On fiber - I can imagine virtually unlimited bandwidth with incremental cost of optical instruments but how much to wireless backhaul based sites? Do they put Gigabit microwave everywhere?
If not then say 100Mbps? If so then how end users on Verizon LTE people individual users get 10Mbps and so on? Is that operated at high contention?
Thanks!
(Sent from my mobile device)
Anurag Bhatia http://anuragbhatia.com On Mar 27, 2012 10:26 PM, "Alexander Harrowell" <a.harrowell@gmail.com> wrote:
On Tue, Mar 27, 2012 at 1:45 AM, William Herrin <bill@herrin.us> wrote:
On Mon, Mar 26, 2012 at 8:04 PM, Jacob Broussard <shadowedstrangerlists@gmail.com> wrote:
Who knows what technology will be like in 5-10 years? That's the whole point of what he was trying to say. Maybe wireless carriers will use visible wavelength lasers to recievers on top of customer's houses for all we know. 10 years is a LONG time for tech, and anything can happen.
Regarding lasers. I agree that modulating a laser beam to carry information is a great idea. Perhaps, though, we could direct the beam down some sort of optical pipe or waveguide to spare ourselves the refractive losses and keep the pigeons and rain and whatnot out of the Fresnel zone. We might call it an "optical wire" or "optical fibre" or something. no, it'll never catch on...
Hi Jacob,
The scientists doing the basic research now know. It's referred to as the "technology pipeline." When someone says, "that's in the pipeline" they mean that the basic science has been discovered to make something possible and now engineers are in the process of figuring out how to make it _viable_. The pipeline tends to be 5 to 10 years long, so basic science researchers are making the discoveries *now* which will be reflected in deployed technologies 10 years from now.
I recall an Agilent Technologies presentation from a couple of years back that demonstrated that historically, the great majority of incremental capacity on cellular networks was accounted for by cell subdivision. Better air interfaces help, more spectrum helps, but as the maximum system throughput is roughly defined by (spectral efficiency * spectrum)* number of cells (assuming an even traffic distribution and no intercell interference or re-use overhead, for the sake of a finger exercise), nothing beats more cells.
As a result, the Wireless Pony will only save you if you can find a 10GigE Backhaul Pony to service the extra cells. After a certain degree of density, you'd need almost as much fibre (and more to the point, trench mileage) to service a couple of small cells per street as you would to *pass the houses in the street with fibre*.
One of the great things FTTH gets you is a really awesome backhaul network for us cell heads. One of the reasons we were able to roll out 3G in the first place was that DSL got deployed and you could provision on two or a dozen DSL lines for a cell site.

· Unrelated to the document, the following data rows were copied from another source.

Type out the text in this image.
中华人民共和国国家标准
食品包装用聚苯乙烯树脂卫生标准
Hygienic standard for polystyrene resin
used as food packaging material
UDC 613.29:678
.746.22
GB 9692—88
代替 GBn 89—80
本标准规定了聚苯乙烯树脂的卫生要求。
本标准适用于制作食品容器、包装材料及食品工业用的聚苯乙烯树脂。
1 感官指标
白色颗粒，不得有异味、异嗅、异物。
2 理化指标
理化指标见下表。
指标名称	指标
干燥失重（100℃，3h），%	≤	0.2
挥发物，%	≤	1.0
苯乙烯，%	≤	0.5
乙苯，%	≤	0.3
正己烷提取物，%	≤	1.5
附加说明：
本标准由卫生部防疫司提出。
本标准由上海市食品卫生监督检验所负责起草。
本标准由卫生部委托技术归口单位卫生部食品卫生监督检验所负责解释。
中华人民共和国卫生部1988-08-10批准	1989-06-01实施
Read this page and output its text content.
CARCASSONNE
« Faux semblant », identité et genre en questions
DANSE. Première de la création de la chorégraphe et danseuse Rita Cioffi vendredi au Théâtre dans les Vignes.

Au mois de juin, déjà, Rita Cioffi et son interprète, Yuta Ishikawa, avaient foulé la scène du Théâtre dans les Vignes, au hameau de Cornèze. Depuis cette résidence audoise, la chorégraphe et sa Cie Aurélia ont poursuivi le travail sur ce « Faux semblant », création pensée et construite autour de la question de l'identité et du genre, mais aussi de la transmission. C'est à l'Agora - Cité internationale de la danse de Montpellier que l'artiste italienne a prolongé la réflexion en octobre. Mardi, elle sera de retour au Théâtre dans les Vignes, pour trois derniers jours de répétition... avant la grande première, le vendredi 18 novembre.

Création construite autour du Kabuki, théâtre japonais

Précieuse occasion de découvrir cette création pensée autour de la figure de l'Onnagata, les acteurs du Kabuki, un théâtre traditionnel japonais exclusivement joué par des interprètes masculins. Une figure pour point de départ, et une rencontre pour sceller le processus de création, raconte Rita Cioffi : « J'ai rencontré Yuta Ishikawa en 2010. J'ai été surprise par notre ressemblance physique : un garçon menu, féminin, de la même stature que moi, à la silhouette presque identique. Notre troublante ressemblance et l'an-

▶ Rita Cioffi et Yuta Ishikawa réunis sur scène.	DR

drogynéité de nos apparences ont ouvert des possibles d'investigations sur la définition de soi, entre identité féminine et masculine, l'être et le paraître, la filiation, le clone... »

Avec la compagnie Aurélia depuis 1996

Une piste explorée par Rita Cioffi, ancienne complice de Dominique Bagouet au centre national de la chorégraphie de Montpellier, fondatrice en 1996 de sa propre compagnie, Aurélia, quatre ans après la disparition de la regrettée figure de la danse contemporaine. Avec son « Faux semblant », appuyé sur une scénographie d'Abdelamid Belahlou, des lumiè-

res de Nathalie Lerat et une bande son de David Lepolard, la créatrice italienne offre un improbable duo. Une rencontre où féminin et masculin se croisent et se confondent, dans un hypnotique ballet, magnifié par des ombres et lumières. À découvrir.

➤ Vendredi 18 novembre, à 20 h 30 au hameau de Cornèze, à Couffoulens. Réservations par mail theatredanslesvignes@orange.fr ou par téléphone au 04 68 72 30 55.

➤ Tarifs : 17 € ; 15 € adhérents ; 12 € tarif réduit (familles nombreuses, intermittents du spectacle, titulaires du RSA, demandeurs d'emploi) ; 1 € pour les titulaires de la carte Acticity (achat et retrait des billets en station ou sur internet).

You can't have wireless without backhaul (barring implausible discoveries in fundamental mesh network theory). Most wireless capacity comes from cell subdivision. Subdivision demands more backhaul.
There is *nothing* promising in the pipeline for wireless tech that has any real chance of leading to a wide scale replacement for fiber optic cable. *Nothing.* Which means that in 10 years, wireless will be better, faster and cheaper but it won't have made significant inroads replacing fiber to the home and business.
20 years is a long time. 10 years, not so much. Even for the long times, we can find the future by examining the past. The duration of use of the predecessor technology (twisted pair) was about 50 years ubiquitously deployed to homes. From that we can make an educated guess about the current one (fiber). Fiber to the home started about 10 years ago leaving about 40 more before something better might replace it.